Open man-holes are a common hazard in many of Uttara's roads

The rational approach now is to create avenues of improvement. The first concern is effective external evaluation. This is an essential complement to a good internal monitoring and evaluation system, which should have been effectively integrated at the design stage. Rather than confining just within the institutions directly involved, the development and perseverance issues of Uttara model town need to be more widely publicised. This calls for active awareness among the wider public domain so that other institutions with an interest in this area can focus on the outcome and progress of all initiatives regarding Uttara.

Along this line, the creation of self-sustaining finance systems to meet the demand for affordable finance by people when purchasing, building or improving their dwelling units can be emphasised.

Encouraging diversity of housing by type, accessibility, tenure, and cost can ensure that Uttara continues to have a healthy mix of people. Design ideas can be crucial at this stage. As an urban planner stated “We should encourage a broad variety of housing types, universal designed dwelling units, tenures and price ranges suitable to meet the needs of everyone in the community, including families, singles, couples, people with disabilities and seniors”.

Average annual urban population growth rates in India and Thailand in the late 1960s were 4 per cent and 4.8 per cent respectively against 6 per cent in Bangladesh at the same period. The rate became more significant after the country-achieved independence in 1971. 'Uttara', the supposed satellite town was created to solve the housing problem of middle class in the 70s, modelled on housing solutions done in the s 60s in the central area and northern areas of Dhaka city.
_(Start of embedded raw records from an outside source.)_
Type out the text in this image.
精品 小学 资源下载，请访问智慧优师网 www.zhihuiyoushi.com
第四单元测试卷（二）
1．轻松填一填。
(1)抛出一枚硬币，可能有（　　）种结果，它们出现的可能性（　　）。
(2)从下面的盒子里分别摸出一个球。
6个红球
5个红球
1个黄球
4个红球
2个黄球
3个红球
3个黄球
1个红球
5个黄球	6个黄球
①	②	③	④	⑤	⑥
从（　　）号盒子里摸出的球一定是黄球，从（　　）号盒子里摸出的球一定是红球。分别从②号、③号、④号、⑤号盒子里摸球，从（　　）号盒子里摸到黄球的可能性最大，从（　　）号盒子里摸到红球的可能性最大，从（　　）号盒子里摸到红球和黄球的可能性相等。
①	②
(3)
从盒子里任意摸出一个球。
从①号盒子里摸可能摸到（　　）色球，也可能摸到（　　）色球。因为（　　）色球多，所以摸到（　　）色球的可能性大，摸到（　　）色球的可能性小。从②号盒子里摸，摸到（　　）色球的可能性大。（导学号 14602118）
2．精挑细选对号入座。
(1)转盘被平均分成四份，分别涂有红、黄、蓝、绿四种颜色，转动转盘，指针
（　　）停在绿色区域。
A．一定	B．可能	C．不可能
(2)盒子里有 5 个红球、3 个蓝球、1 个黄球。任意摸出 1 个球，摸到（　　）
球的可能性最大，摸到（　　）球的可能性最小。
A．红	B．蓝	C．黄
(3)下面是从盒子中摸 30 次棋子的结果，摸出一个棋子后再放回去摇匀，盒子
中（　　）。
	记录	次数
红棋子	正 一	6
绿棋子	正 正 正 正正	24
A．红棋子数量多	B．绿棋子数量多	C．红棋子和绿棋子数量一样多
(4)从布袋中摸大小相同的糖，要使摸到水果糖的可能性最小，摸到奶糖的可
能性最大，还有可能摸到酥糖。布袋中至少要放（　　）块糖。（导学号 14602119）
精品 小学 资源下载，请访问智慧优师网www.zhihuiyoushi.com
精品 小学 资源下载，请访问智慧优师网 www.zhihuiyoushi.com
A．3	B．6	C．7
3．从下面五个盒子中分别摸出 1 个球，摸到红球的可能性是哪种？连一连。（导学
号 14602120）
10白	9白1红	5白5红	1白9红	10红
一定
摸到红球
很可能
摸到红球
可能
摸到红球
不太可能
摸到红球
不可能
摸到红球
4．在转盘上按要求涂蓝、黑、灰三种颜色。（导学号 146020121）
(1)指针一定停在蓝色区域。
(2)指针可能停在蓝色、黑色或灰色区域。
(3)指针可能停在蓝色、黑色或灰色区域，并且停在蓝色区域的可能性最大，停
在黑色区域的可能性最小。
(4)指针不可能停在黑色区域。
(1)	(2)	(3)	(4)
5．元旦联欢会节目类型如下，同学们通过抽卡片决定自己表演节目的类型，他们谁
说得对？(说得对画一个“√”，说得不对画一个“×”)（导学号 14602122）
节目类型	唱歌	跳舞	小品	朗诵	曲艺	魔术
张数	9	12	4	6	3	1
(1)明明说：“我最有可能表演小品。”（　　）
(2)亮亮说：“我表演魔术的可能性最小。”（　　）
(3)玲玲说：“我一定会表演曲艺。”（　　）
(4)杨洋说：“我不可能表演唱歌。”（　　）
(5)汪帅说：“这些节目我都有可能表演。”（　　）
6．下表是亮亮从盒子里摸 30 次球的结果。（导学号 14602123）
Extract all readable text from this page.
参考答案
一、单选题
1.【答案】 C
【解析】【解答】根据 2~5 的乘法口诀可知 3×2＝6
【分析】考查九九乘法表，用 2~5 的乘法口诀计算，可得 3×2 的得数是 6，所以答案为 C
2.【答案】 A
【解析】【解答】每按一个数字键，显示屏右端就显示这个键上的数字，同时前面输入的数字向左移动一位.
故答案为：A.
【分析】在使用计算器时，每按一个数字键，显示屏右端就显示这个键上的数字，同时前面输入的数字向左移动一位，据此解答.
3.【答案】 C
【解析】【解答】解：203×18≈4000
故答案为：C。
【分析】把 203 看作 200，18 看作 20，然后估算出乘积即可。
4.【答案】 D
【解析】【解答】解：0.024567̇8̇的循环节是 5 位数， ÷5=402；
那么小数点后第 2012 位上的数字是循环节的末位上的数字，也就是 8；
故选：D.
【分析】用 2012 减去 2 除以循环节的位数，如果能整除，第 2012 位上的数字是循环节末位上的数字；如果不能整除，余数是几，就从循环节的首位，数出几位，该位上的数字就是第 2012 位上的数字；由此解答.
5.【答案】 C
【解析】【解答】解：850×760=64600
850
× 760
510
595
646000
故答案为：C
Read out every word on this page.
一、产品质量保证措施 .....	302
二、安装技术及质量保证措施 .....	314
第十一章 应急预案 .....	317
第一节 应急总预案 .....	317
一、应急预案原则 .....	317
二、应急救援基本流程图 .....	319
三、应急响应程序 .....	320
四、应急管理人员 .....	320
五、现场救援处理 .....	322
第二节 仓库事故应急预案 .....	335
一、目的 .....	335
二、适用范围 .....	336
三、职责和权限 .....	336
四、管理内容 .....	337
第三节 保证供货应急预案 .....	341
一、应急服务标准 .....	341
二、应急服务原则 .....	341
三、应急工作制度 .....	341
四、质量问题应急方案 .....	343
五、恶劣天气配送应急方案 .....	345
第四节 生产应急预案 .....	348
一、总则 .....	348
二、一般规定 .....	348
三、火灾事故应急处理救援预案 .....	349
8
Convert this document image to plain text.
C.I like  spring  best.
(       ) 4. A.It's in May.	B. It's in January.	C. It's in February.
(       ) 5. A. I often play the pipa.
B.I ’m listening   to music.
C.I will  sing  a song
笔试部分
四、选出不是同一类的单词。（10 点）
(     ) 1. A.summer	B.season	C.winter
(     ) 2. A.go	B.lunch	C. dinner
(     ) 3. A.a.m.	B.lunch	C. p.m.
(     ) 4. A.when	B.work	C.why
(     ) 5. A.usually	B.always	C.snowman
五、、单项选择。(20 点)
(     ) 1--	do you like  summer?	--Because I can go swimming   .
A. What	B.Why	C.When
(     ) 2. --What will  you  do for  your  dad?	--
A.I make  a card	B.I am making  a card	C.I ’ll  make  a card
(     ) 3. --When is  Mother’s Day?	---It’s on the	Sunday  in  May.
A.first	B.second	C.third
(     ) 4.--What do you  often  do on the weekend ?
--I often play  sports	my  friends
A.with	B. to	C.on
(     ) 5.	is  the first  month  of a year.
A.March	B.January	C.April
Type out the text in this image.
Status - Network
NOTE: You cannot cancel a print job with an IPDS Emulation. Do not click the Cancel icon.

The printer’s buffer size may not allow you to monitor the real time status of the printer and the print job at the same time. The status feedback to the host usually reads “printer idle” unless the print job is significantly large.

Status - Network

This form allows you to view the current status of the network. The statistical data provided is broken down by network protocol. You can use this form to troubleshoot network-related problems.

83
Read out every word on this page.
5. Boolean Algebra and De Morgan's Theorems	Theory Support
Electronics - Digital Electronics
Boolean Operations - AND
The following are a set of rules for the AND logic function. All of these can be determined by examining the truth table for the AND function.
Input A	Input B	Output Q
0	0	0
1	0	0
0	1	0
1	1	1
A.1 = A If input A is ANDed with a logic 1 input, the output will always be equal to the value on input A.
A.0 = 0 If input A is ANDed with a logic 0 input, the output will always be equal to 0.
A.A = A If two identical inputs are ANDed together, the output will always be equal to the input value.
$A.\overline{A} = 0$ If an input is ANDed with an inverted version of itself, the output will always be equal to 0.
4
'Save the Uttara Lake' has been one of the few successful community campaigns

But, as urban population growth rates in Bangladesh are among the highest among the South- and South-East Asian countries, Uttara has evidently been manoeuvred away from original idea of serving the middle class as a whole. Yet the question of leading Uttara towards the model town destiny still appears viable if the relevant authorities want it to be.

From a social point of view, Uttara seems still waiting to become the ideal locality where residents get the full advantage of an independent satellite town. "Sure there are many restaurants, fast-food joints, shopping malls, hospitals and schools," says Shaila Rashid, an Uttara resident of several years "there are also many Kallyan Samities, but I still feel very isolated. Community feeling does not exist, something I miss from my previous home in downtown Dhaka."